Umm. I think (if OP is real) the only sadness she will always feel about this is absolute horror and mortification that she ditched her husband of twenty years over a man who doesn’t actually even want to meet up with her.

Right now she is so deep in her fantasy and fixation with this man that she can’t actually internalize how humiliating this all is. I have actually done the same thing in the past- sort of blew up a “connection” I had with a man who, at most, kind of liked me. People with big imaginations seem to be able to do this. It’s so cringe. I’m so sorry OP. The thing that woke me up is when someone finally told me that my “dream guy” had set a clear boundary to protect his own life and didn’t want any part of my emotional rollercoaster. A guy who doesn’t even want to see you doesn’t have a deep connection with you. He senses and likes your admiration but otherwise doesn’t care about you or your best interests. Someday you will “get” it and it will hurt but it’s all for the best.
Anonymous
OP, you hardly know the man you claim to be in love with. I don't doubt that your feelings are real and intense, but you are projecting them onto an idea represented by a person whose personhood you are mostly imagining. I guarantee you that if you suddenly started to have a relationship with this man it would fall apart.

I think the real issue is that you are craving deeper connection. I hope your therapist is exploring that with you.
Anonymous
Anonymous wrote:
Anonymous wrote:In my experience, only two things help with lovesickness: 1. Cigarettes. 2. Intense physical exercise. 2 is probably a better choice than 1. Kill yourself in the gym until the pain stops. Then find someone else. Accept you are always going to have some sadness about this, but there is a huge amount of good out there to experience even so.


Umm. I think (if OP is real) the only sadness she will always feel about this is absolute horror and mortification that she ditched her husband of twenty years over a man who doesn’t actually even want to meet up with her.

Right now she is so deep in her fantasy and fixation with this man that she can’t actually internalize how humiliating this all is.

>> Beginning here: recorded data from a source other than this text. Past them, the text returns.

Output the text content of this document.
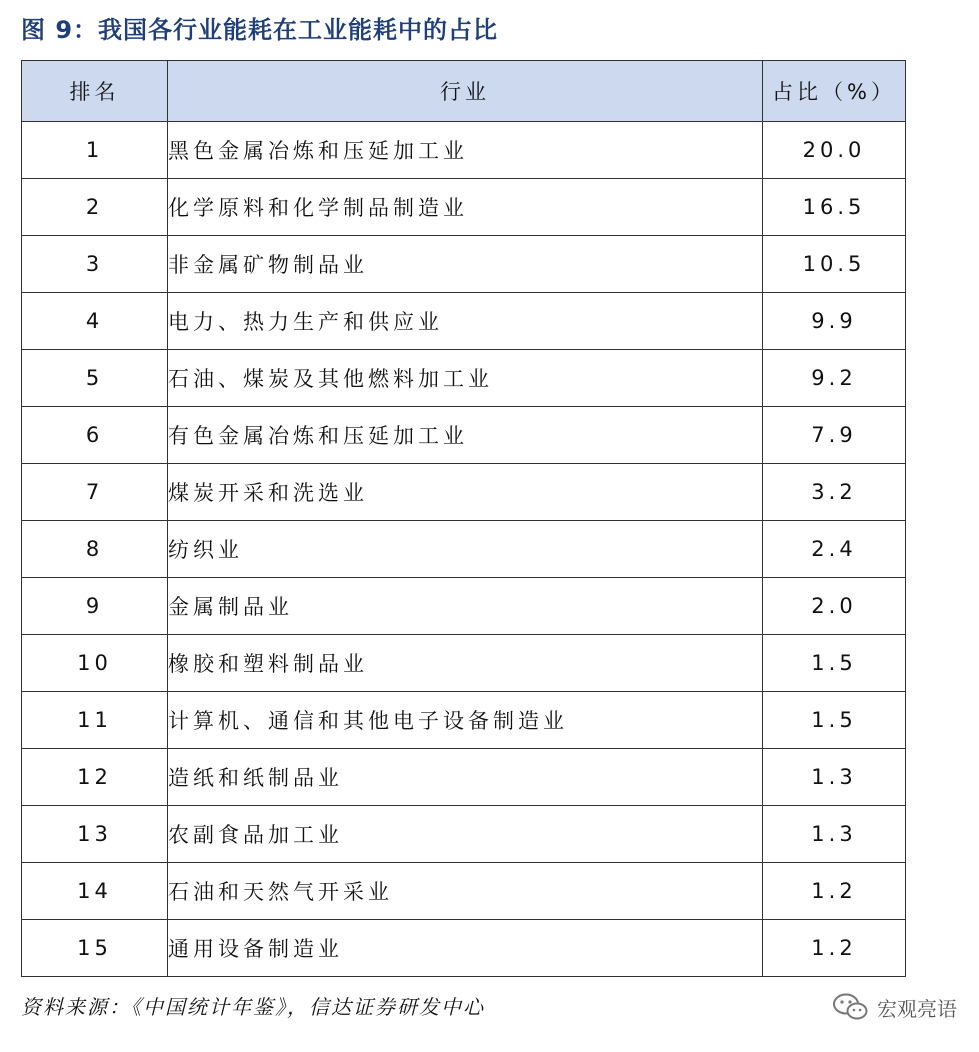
图 9：我国各行业能耗在工业能耗中的占比
排名	行业	占比（%）
1	黑色金属冶炼和压延加工业	20.0
2	化学原料和化学制品制造业	16.5
3	非金属矿物制品业	10.5
4	电力、热力生产和供应业	9.9
5	石油、煤炭及其他燃料加工业	9.2
6	有色金属冶炼和压延加工业	7.9
7	煤炭开采和洗选业	3.2
8	纺织业	2.4
9	金属制品业	2.0
10	橡胶和塑料制品业	1.5
11	计算机、通信和其他电子设备制造业	1.5
12	造纸和纸制品业	1.3
13	农副食品加工业	1.3
14	石油和天然气开采业	1.2
15	通用设备制造业	1.2
资料来源：《中国统计年鉴》，信达证券研发中心	宏观亮语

I have actually done the same thing in the past- sort of blew up a “connection” I had with a man who, at most, kind of liked me. People with big imaginations seem to be able to do this. It’s so cringe. I’m so sorry OP. The thing that woke me up is when someone finally told me that my “dream guy” had set a clear boundary to protect his own life and didn’t want any part of my emotional rollercoaster. A guy who doesn’t even want to see you doesn’t have a deep connection with you. He senses and likes your admiration but otherwise doesn’t care about you or your best interests. Someday you will “get” it and it will hurt but it’s all for the best.

I have no illusions about him anymore. I know that he is struggling with addictions, depression, anxiety and various other mental and physical health issues. He isn’t a happy person by any means and is not on a position to make anyone else happy either. But the emotional connection and understanding we have is unreal. I just can’t have it limited to one message per week and either need a real life relationship (which he has no capacity for) or nothing (which is extremely painful).
Anonymous
Anonymous wrote:OP, you hardly know the man you claim to be in love with. I don't doubt that your feelings are real and intense, but you are projecting them onto an idea represented by a person whose personhood you are mostly imagining. I guarantee you that if you suddenly started to have a relationship with this man it would fall apart.

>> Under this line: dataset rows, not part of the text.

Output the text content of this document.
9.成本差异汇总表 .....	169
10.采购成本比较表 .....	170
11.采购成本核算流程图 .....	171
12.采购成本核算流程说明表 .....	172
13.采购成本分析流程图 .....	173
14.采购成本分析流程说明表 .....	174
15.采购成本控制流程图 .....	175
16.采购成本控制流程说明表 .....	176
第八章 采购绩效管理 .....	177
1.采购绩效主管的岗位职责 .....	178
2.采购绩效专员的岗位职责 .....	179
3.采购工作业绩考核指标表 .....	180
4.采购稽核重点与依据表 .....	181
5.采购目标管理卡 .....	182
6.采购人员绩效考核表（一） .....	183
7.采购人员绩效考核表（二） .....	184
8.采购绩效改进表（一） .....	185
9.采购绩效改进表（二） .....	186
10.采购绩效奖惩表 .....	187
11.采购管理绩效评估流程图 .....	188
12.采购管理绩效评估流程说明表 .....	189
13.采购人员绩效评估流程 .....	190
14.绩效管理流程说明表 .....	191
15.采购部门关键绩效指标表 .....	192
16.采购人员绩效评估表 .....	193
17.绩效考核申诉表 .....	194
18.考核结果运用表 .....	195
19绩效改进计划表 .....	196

I think the real issue is that you are craving deeper connection. I hope your therapist is exploring that with you.

Maybe I don’t know him that well, but I desperately want to know more - to meet and talk and spend some meaningful time together. I’m actually quite scared of deep connections with other people and act like an avoidant. Last week I met another man through the dating app, and his intentions were so serious. After we met, he sent me a message saying that he is willing to pour all his energies, heart and soul into me - which only made me want to run and crawl under a rock.